Potential Applications:

  • Speech recognition technology
  • Language learning tools
  • Audio data processing systems

Problems Solved:

  • Transcribing spoken utterances without paired transcriptions
  • Enhancing the accuracy of speech recognition systems
  • Improving the efficiency of language learning tools

Benefits:

  • Enables transcription of unlabeled audio samples
  • Enhances the performance of speech recognition systems
  • Facilitates the development of more accurate language learning tools

Commercial Applications: The technology can be applied in industries such as:

  • Speech recognition software development
  • Language learning platforms
  • Audio transcription services

Prior Art: Researchers can explore prior studies on:

  • Contrastive siamese networks in audio processing
  • Unsupervised learning methods for speech recognition

Frequently Updated Research: Stay informed about the latest advancements in:

  • Contrastive siamese networks for audio analysis
  • Unsupervised learning techniques in speech processing

Questions about Audio Processing Technology: 1. How does the contrastive siamese network improve transcription accuracy? 2. What are the potential limitations of using unsupervised learning in speech recognition systems?

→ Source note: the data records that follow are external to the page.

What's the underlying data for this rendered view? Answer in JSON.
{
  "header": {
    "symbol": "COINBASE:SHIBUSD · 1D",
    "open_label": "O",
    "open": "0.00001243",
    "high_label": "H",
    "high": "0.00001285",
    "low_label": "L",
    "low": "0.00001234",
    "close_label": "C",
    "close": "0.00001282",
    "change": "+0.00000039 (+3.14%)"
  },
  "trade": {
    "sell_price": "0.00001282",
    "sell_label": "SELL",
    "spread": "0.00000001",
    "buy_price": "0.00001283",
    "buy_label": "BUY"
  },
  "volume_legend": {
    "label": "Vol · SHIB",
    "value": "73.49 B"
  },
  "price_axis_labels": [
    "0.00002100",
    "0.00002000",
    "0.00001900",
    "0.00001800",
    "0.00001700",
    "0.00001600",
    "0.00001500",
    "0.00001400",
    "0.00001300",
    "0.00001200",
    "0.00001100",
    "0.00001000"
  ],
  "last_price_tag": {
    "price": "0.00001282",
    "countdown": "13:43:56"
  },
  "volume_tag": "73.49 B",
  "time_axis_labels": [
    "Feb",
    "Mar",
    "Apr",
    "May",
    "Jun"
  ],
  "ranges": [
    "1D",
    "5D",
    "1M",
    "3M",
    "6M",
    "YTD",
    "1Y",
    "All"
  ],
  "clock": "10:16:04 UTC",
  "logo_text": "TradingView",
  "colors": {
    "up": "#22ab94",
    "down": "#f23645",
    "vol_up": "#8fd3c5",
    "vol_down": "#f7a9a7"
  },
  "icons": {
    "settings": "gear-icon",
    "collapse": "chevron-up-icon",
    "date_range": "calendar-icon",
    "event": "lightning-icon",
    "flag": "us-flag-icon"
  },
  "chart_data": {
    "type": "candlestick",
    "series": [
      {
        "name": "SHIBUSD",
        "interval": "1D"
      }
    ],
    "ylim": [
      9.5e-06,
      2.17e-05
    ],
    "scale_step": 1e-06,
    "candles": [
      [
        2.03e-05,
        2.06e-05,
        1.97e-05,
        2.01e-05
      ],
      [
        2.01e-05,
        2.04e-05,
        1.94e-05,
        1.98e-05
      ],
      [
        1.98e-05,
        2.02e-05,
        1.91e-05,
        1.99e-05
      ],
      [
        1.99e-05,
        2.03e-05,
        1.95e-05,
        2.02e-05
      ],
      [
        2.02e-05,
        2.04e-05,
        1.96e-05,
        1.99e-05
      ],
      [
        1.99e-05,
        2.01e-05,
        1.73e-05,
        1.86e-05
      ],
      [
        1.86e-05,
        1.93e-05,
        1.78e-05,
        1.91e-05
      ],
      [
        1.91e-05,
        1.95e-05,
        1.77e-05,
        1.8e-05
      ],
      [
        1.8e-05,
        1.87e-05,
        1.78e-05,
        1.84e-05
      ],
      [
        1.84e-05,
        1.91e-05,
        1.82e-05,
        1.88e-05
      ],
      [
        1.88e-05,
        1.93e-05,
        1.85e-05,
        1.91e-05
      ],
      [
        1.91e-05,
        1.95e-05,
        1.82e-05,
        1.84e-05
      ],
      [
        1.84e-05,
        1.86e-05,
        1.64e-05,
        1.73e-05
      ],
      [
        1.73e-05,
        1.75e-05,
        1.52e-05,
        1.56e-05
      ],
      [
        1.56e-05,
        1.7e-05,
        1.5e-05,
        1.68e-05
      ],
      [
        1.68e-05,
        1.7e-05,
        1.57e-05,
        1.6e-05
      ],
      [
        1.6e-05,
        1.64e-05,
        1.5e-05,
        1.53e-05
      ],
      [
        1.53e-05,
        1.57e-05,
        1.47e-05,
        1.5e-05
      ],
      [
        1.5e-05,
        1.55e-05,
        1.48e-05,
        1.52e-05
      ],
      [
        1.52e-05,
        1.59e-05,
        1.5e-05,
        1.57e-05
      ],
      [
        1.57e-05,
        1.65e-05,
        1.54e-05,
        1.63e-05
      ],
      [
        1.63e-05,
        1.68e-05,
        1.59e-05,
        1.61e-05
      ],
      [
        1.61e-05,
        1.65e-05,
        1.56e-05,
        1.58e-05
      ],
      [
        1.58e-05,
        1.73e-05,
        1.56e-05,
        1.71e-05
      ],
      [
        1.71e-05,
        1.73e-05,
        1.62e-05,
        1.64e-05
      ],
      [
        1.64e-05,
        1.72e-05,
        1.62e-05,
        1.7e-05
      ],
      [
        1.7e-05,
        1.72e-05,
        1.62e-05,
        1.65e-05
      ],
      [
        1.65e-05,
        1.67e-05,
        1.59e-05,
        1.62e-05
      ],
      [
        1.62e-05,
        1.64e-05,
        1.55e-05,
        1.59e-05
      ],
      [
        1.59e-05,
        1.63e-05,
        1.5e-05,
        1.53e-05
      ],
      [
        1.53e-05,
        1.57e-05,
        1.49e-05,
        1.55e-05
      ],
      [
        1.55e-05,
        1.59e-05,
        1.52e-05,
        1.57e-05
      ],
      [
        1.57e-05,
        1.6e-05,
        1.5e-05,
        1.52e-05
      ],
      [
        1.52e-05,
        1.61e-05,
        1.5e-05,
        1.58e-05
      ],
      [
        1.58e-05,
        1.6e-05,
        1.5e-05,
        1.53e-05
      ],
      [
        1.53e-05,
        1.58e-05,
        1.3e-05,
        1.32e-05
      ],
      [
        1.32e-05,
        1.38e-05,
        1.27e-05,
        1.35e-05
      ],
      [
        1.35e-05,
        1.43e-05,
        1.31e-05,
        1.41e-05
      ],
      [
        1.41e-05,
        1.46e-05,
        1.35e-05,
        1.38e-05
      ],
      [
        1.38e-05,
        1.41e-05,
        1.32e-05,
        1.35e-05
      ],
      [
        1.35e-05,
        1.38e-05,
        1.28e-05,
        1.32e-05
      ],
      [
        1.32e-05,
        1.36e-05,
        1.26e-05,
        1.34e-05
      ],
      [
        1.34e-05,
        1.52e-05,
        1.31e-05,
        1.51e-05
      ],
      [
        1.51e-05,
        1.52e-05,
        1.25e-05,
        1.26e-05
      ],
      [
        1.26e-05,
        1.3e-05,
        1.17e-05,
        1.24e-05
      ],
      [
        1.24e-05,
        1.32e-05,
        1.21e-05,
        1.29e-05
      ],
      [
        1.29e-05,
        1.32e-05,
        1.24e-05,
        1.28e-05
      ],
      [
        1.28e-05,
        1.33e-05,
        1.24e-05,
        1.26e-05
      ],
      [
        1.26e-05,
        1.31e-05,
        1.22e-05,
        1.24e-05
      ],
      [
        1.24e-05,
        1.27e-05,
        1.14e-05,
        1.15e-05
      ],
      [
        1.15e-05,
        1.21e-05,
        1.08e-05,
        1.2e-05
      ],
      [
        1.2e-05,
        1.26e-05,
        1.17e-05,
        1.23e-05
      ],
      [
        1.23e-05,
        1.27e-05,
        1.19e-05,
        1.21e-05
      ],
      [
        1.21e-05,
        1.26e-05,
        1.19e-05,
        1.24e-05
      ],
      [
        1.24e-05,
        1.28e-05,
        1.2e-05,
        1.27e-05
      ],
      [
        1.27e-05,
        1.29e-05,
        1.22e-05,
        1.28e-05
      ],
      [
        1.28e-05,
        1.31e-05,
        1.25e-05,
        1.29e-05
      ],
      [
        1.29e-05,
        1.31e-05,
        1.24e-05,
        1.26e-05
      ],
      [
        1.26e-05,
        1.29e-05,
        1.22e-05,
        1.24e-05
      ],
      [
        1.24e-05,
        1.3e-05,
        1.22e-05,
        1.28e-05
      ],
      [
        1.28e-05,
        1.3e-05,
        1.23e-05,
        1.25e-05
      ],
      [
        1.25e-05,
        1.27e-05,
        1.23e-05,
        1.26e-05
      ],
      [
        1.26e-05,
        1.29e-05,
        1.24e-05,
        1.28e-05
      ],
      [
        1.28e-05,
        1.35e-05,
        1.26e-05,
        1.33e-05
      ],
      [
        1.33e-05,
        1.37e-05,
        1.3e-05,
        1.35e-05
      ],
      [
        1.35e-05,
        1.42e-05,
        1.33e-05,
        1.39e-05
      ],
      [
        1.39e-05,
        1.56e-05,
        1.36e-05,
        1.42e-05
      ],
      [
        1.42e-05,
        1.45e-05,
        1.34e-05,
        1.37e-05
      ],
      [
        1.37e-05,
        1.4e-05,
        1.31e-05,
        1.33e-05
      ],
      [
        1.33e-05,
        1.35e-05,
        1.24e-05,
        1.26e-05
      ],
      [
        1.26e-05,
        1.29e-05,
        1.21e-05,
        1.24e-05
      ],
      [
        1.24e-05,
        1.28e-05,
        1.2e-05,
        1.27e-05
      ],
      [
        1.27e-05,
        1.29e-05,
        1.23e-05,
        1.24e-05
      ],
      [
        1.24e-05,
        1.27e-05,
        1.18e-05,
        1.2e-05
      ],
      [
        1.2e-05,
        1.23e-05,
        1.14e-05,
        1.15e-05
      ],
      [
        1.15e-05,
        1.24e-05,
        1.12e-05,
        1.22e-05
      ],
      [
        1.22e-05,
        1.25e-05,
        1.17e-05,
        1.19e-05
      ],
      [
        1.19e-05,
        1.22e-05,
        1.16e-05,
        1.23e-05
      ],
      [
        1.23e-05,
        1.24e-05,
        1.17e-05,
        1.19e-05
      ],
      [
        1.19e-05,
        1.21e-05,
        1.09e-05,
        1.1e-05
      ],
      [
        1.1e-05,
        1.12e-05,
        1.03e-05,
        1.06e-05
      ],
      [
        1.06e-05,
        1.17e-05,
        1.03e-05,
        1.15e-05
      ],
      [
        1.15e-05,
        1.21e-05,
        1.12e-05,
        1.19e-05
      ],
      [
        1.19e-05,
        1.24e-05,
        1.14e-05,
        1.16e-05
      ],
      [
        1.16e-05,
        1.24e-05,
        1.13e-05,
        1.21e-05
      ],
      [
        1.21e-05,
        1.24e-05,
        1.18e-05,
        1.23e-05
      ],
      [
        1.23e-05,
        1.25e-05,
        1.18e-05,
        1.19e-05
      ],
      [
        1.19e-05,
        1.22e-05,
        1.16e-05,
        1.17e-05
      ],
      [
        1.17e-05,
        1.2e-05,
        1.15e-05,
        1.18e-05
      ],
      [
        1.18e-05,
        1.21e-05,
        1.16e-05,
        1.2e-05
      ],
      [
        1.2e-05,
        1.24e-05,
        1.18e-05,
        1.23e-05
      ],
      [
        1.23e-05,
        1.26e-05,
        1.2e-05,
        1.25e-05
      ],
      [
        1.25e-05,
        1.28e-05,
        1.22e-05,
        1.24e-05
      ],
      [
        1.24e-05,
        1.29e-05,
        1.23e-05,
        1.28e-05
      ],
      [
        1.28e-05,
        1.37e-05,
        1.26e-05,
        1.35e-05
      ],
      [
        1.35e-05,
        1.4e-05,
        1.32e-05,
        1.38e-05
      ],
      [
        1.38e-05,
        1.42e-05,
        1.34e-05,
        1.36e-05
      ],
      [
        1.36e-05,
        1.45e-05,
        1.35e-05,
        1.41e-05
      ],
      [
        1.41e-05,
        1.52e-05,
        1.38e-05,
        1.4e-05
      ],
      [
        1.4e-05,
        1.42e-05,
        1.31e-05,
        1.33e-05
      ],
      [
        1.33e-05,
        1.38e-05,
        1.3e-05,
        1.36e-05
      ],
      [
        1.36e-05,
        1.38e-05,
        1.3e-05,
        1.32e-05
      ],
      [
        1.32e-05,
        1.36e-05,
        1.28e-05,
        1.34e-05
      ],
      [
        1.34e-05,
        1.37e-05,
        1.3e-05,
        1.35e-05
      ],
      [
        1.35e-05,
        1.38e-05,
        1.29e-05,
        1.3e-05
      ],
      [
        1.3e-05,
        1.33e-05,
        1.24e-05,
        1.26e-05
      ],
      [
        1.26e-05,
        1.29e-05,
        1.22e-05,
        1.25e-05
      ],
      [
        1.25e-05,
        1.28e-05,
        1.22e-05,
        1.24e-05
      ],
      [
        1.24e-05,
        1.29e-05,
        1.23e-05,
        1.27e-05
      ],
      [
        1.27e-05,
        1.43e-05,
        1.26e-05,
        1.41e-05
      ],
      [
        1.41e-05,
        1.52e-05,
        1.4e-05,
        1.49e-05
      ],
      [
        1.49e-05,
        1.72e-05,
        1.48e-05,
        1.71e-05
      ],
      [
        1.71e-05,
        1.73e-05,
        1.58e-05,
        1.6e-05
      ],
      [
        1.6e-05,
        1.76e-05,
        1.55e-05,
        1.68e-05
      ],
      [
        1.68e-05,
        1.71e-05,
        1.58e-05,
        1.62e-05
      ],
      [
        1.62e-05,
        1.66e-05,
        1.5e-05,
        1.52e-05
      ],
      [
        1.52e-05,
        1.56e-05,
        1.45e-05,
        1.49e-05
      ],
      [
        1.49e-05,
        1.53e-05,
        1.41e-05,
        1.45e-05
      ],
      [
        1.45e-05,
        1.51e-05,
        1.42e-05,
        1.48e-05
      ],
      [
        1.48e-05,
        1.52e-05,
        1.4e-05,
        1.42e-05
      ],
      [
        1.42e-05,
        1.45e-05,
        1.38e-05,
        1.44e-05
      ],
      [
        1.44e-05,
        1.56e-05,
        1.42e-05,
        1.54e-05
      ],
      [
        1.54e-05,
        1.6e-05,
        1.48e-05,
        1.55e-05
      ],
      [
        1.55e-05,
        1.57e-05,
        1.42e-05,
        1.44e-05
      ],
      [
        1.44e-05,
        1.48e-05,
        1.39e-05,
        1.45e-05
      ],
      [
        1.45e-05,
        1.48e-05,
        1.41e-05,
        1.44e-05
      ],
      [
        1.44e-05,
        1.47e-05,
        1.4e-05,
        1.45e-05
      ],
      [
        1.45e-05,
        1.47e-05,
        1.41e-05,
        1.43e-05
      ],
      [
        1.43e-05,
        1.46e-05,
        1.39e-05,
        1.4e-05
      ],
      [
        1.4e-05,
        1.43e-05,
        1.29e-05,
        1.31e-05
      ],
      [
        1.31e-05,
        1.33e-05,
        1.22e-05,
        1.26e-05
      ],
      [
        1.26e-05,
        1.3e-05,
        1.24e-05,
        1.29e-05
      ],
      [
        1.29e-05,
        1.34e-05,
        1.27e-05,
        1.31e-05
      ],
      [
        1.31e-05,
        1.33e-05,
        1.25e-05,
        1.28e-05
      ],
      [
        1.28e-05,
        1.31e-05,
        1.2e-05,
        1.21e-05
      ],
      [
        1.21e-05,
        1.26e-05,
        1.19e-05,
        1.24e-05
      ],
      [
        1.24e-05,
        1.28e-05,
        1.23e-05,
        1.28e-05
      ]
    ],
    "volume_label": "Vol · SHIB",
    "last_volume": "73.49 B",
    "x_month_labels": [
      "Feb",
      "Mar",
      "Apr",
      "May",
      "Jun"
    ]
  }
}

Original Abstract Submitted

a method includes receiving a plurality of unlabeled audio samples corresponding to spoken utterances not paired with corresponding transcriptions. at a target branch of a contrastive siamese network, the method also includes generating a sequence of encoder outputs for the plurality of unlabeled audio samples and modifying time characteristics of the encoder outputs to generate a sequence of target branch outputs. at an augmentation branch of a contrastive siamese network, the method also includes performing augmentation on the unlabeled audio samples, generating a sequence of augmented encoder outputs for the augmented unlabeled audio samples, and generating predictions of the sequence of target branch outputs generated at the target branch. the method also includes determining an unsupervised loss term based on target branch outputs and predictions of the sequence of target branch outputs. the method also includes updating parameters of the audio encoder based on the unsupervised loss term.